Here, if W cannot play in a1 and b1 at the same time. That means if W plays in a1, B plays in b1, and vice versa. Thus the threat is nullified.
Verticle
Similar to Baseinverse, this is based on the fact that a player cannot play two directly playable moves in a single column in one turn. Depending on the opponent, the player controlling the Zugzwang can either play second or first in the column to prevent a verticle 4.
Aftereven
Aftereven uses a special side-effect of the usage of one or more Claimevens. If a group can be completed by the controller of zugzwang, then they can complete the whole board using claim even, and then complete that group:
Here, B can use aftereven to complete the group at either b2 or f2. Here, then B can use claimeven to finally force W to play in either b1 or f1. This is called as aftereven, where you can form a group and win by using claimevens.
Lowinverse
Lowinverse is based on the fact that two odd numbers when summed give an even number. Normally, controller of Zugzwang will play lowest even square of the column containing odd number of empty squares. But when we have two columns (doesn’t have to be consecutive) having odd number of empty squares, this will force the opponent to play first. In such a way controller of zugzwang gets to take the odd square above the opponent.
Highinverse
This is based on the same principle as that of lowinverse:
In lowinverse, we would consider c2, c3, d2, d3 as important. Here we consider c4 and d4 as important too. Highinverse is nothing but a combination of lowinverse and claimeven. What this does is say W plays in c2, then using lowinverse B can get c3. Then B (controller of Zugzwang) convert d3 and d4 into a claimeven, to get d4. In such a way B ends up getting c3 and d4.
Baseclaim
This is a combination of Baseinverse and Claimeven:
Here, W can possibly have 3 threats formed: b1-e1, c1-f1, b1-e4(diagonal). B needs to play in a way to counter this.
- W plays in b1, B plays in e1 and then uses Claimeven at c1-c2 to prevent b1-e4.

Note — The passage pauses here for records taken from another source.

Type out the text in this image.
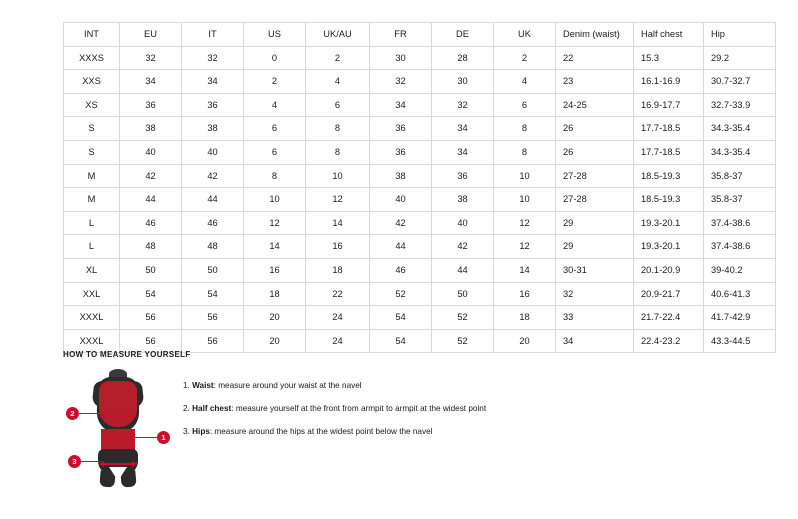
INT	EU	IT	US	UK/AU	FR	DE	UK	Denim (waist)	Half chest	Hip
XXXS	32	32	0	2	30	28	2	22	15.3	29.2
XXS	34	34	2	4	32	30	4	23	16.1-16.9	30.7-32.7
XS	36	36	4	6	34	32	6	24-25	16.9-17.7	32.7-33.9
S	38	38	6	8	36	34	8	26	17.7-18.5	34.3-35.4
S	40	40	6	8	36	34	8	26	17.7-18.5	34.3-35.4
M	42	42	8	10	38	36	10	27-28	18.5-19.3	35.8-37
M	44	44	10	12	40	38	10	27-28	18.5-19.3	35.8-37
L	46	46	12	14	42	40	12	29	19.3-20.1	37.4-38.6
L	48	48	14	16	44	42	12	29	19.3-20.1	37.4-38.6
XL	50	50	16	18	46	44	14	30-31	20.1-20.9	39-40.2
XXL	54	54	18	22	52	50	16	32	20.9-21.7	40.6-41.3
XXXL	56	56	20	24	54	52	18	33	21.7-22.4	41.7-42.9
XXXL	56	56	20	24	54	52	20	34	22.4-23.2	43.3-44.5
HOW TO MEASURE YOURSELF
1
2
3

1. Waist: measure around your waist at the navel

2. Half chest: measure yourself at the front from armpit to armpit at the widest point

3. Hips: measure around the hips at the widest point below the navel
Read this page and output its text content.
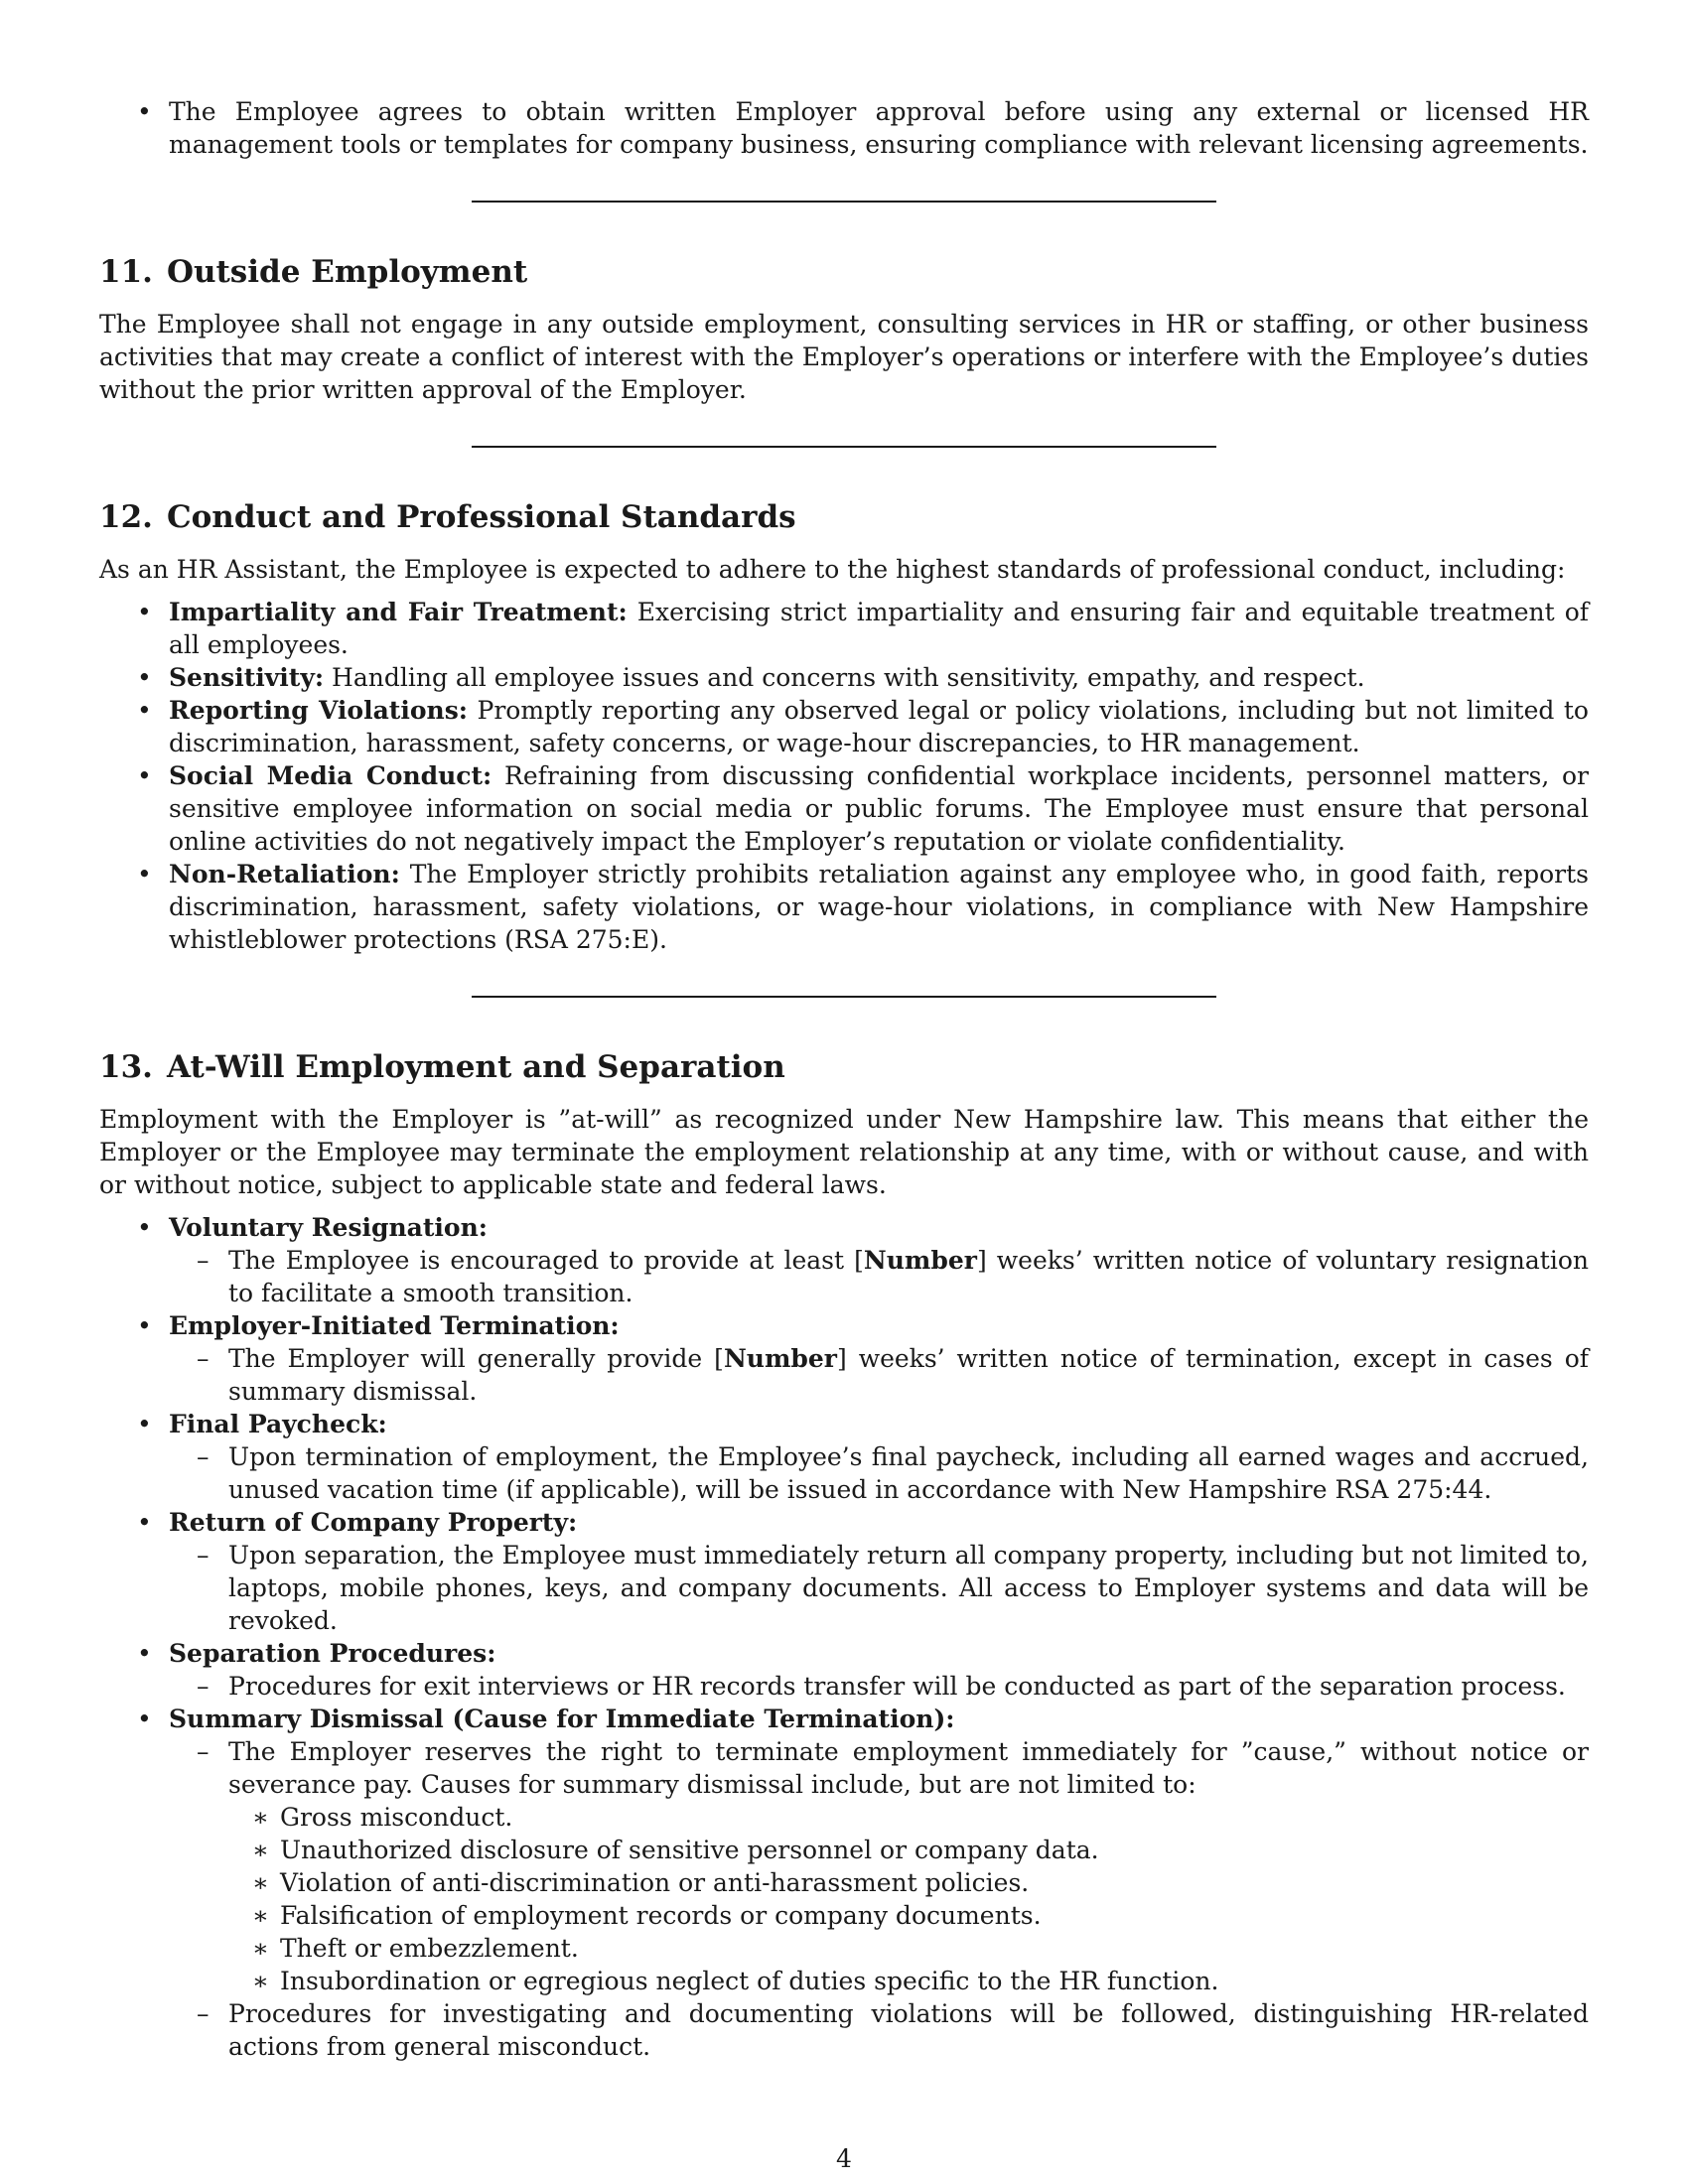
• The Employee agrees to obtain written Employer approval before using any external or licensed HR management tools or templates for company business, ensuring compliance with relevant licensing agreements.
11. Outside Employment

The Employee shall not engage in any outside employment, consulting services in HR or staffing, or other business activities that may create a conflict of interest with the Employer’s operations or interfere with the Employee’s duties without the prior written approval of the Employer.

12. Conduct and Professional Standards

As an HR Assistant, the Employee is expected to adhere to the highest standards of professional conduct, including:

• Impartiality and Fair Treatment: Exercising strict impartiality and ensuring fair and equitable treatment of all employees.
• Sensitivity: Handling all employee issues and concerns with sensitivity, empathy, and respect.
• Reporting Violations: Promptly reporting any observed legal or policy violations, including but not limited to discrimination, harassment, safety concerns, or wage-hour discrepancies, to HR management.
• Social Media Conduct: Refraining from discussing confidential workplace incidents, personnel matters, or sensitive employee information on social media or public forums. The Employee must ensure that personal online activities do not negatively impact the Employer’s reputation or violate confidentiality.
• Non-Retaliation: The Employer strictly prohibits retaliation against any employee who, in good faith, reports discrimination, harassment, safety violations, or wage-hour violations, in compliance with New Hampshire whistleblower protections (RSA 275:E).
13. At-Will Employment and Separation

Employment with the Employer is ”at-will” as recognized under New Hampshire law. This means that either the Employer or the Employee may terminate the employment relationship at any time, with or without cause, and with or without notice, subject to applicable state and federal laws.

• Voluntary Resignation:
– The Employee is encouraged to provide at least [Number] weeks’ written notice of voluntary resignation to facilitate a smooth transition.
• Employer-Initiated Termination:
– The Employer will generally provide [Number] weeks’ written notice of termination, except in cases of summary dismissal.
• Final Paycheck:
– Upon termination of employment, the Employee’s final paycheck, including all earned wages and accrued, unused vacation time (if applicable), will be issued in accordance with New Hampshire RSA 275:44.
• Return of Company Property:
– Upon separation, the Employee must immediately return all company property, including but not limited to, laptops, mobile phones, keys, and company documents. All access to Employer systems and data will be revoked.
• Separation Procedures:
– Procedures for exit interviews or HR records transfer will be conducted as part of the separation process.
• Summary Dismissal (Cause for Immediate Termination):
– The Employer reserves the right to terminate employment immediately for ”cause,” without notice or severance pay. Causes for summary dismissal include, but are not limited to:
∗ Gross misconduct.
∗ Unauthorized disclosure of sensitive personnel or company data.
∗ Violation of anti-discrimination or anti-harassment policies.
∗ Falsification of employment records or company documents.
∗ Theft or embezzlement.
∗ Insubordination or egregious neglect of duties specific to the HR function.
– Procedures for investigating and documenting violations will be followed, distinguishing HR-related actions from general misconduct.
4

- W plays in c1, B plays in e1 and then uses Claimeven at b1-c2 to prevent b1-e4.
- W plays in e1, B plays in c1 and then uses Claimeven at b1-c2 to prevent b1-e4.
In such ways B can nullify all of W‘s threats.
Before
This is a combination of Claimeven and Vertical:
Here b4-e1 is the Before group. Since b4 and e1 are still empty, this means it works for all groups needing both b5 and e2 (b5-e2). Here, before uses the squares b4-b5 and e1-e2. As soon as b4 is played, b5 is played, and same with e1-e2. This will ensure B completing b4-e1 or preventing W‘s b5-e2. In both cases b5-e2 is a useless threat.
It basically means that if there is a before group, the opponent cannot claim all the unclaimed squares in the threat column.
Special Before
We use d2-g2 as the before group. This can contain claim evens at f1-f2 and g1-g2 and vertical at e2-e3. We need to use baseinverse to solve a1-d1, which would give W a possibility of b1-e4. To combat this, we can use claimeven to get e4. This claimeven, however, is conflicting with vertical at e2-e3.
The only reason B needs to play e3 is to prevent d3-g3. So B can play d3 as well. If W were to play at d3 before, then B should immediately get e2 to continue with the Before play. Therefore to play a Special Before, we need a before group (d2-g2) with one of the empty squares as directly playable (e2). Furthermore, we need another playable square (d3).
Combination
⚫⚪ Black and White
Black
We have developed a set of rules which can be used to show that certain potential threats can be refuted. Since some of the rules depend on Zugzwang, it is important that the person who applies them is in control of the Zugzwang.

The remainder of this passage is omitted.